Eis ainda, acima de tudo o coração que, na linguagem bíblica é sinônimo
de consciência, inteligência e amor (5.4; 8.6). Nessa luz, o conhecimento
recíproco dos enamorados não acontece só através da mente, mas também da
paixão, dos sentidos, da ação e da alegria que se completa na plena realização
sexual do casal: Meu bem amado põe a mão pela fenda e minhas entranhas
estremecem. Não precisamos "abrir o verbo" para não corar os mais
tímidos! Os símbolos "mão" e "fenda", desde a Antiguidade
representavam os órgãos sexuais masculino e feminino, e no mínimo, aqui, as
carícias entre os cônjuges. A destreza do amado é comparada em 5.14 à
"mãos de ouro torneadas, cobertas de pedras preciosas". Cântares
convida o casal a viver a vida sexual em sua completude, sem receios ou
moralismo hipócrita que impede a felicidade dos cônjuges. Viva plenamente!
Perfumes
Cantares é permeado por perfumes (1.3,12ss; 2.13; 3.6; 4.10-11; 5.13;
7.9,14): Nardo (1.12; 4.13), cipreste (1.14; 4.13); bálsamo (2.17; 5.1,13; 6.2;
8.14), essência exótica (6.6; 4.14), incenso (3.6), açafrão, canela e cinamomo
(4.14). Existe até mesmo um “monte da mirra”, uma “colina do incenso” (4.6) e
os “montes do bálsamo” (8.14). A suavidade do vinho é a comparação mais
espontânea para exprimir a embriaguez e doçura do amor (2.4; 4.10; 5.1; 7.3,10;
8.2).

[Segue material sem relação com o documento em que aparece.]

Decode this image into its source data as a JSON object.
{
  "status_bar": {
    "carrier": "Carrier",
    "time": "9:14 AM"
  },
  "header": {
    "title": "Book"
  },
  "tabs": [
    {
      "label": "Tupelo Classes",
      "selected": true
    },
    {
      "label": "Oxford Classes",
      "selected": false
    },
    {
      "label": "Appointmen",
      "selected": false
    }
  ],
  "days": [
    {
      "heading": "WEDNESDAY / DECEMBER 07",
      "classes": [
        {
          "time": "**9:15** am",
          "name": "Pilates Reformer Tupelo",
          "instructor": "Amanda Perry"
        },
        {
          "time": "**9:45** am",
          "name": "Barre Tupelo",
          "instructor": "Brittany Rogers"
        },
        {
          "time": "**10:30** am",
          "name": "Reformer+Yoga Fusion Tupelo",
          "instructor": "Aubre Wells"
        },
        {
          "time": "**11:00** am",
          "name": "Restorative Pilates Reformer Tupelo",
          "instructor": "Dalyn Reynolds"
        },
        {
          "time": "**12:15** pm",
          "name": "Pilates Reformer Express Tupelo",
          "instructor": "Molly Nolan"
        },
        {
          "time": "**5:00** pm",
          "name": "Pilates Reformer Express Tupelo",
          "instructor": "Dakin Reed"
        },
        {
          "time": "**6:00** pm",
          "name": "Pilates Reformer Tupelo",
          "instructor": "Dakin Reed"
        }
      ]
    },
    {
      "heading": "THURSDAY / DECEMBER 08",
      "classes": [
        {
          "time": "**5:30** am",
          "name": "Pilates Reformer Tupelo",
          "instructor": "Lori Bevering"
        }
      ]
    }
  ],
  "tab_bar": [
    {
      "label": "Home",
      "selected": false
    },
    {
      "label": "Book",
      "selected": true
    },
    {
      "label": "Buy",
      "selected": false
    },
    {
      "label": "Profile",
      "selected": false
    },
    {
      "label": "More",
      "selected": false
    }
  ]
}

Nada melhor do que comparar o amor ao cheiro exótico da canela, que se
supõe poderes afrodisíacos! As plantas odoríficas estão plantadas no
"jardim fechado", figura que destaca o mistério, o espanto e assombro
que é o amor de uma mulher com o seu marido. Ela é um jardim fechado em cujo
canteiro estão plantados diversas ervas aromáticas que jamais poderiam crescer
juntas. Esse jardim fechado também é um belo e delicioso pomar, cujas frutas
saborosas são para a degustação dos amados. É um paraíso de romãs (4.13), um
pomar das delícias que só o encontro assombroso entre um homem e uma mulher
poderia desfrutar. O jardim das delícias é carregado com o cheiro do amor e dos
sentimentos que se perpetuam e se fixam com os odores das plantas. Trata-se, na
verdade, de um convite ao amor, comparado a pomares e ervas aromáticas. Um
mistério que somente os que amaram intensamente são capazes de revelar.
Objetos Preciosos
A vista e o tato são envolvidos, seja por causa do contato físico entre
os dois corpos, seja porque o esplendor do amor é pintado segundo as impressões
produzidas por deslumbrantes objetos preciosos: Ouro e prata (1.11; 3.10;
5.11,13,15; 8.9,11,12), pérolas e brincos (1.10,11; 4.9), coroas (3.11), selos
(8.6), taças (7.3), madeira nobre do Líbano (3.9); bordados (3.10), púrpura
(3.10; 4.3; 7.6), safiras (5.14), marfim cinzelado (5.14; 7.5).
Jardim
Sobre o jardim brilha o sol (1.6; 6.10) e se reflete a lua (6.10).
Sucedem-se as auroras e as noites (6.10; 7.12,13), descem as sombras (4.6),
sopram o aquilão e o austro (4.16), sopra a brisa (2.17; 4.6), levantam-se
colunas de fumaça (3.6), gotejam as chuvas e o orvalho (2.11; 5.2). O jardim
“fechado” (4.12) é a figura do “eu feminino”, a “inviolabilidade da pessoa”, um
“mistério inatingível contido no corpo da mulher e do seu parceiro”. Salomão
salienta que a amada é exclusivamente dele, como um jardim que pertence
unicamente ao seu dono, sendo inacessível a todos. Também os poços e fontes
eram, às vezes, selados para preservar água, coisa mais do que preciosa no
oriente, evitando que outros a tomassem.
Finalmente, só poderíamos terminar com o verso mais célebre dos Cânticos
dos Cânticos:
“... azzah kammawet ‘ ahabah..”
“forte como a morte é o amor”.
Notas
[1,2] RAVASI, Gianfranco. Cântico dos Cânticos: pequeno comentário bíblico. São Paulo: Paulinas, 1988.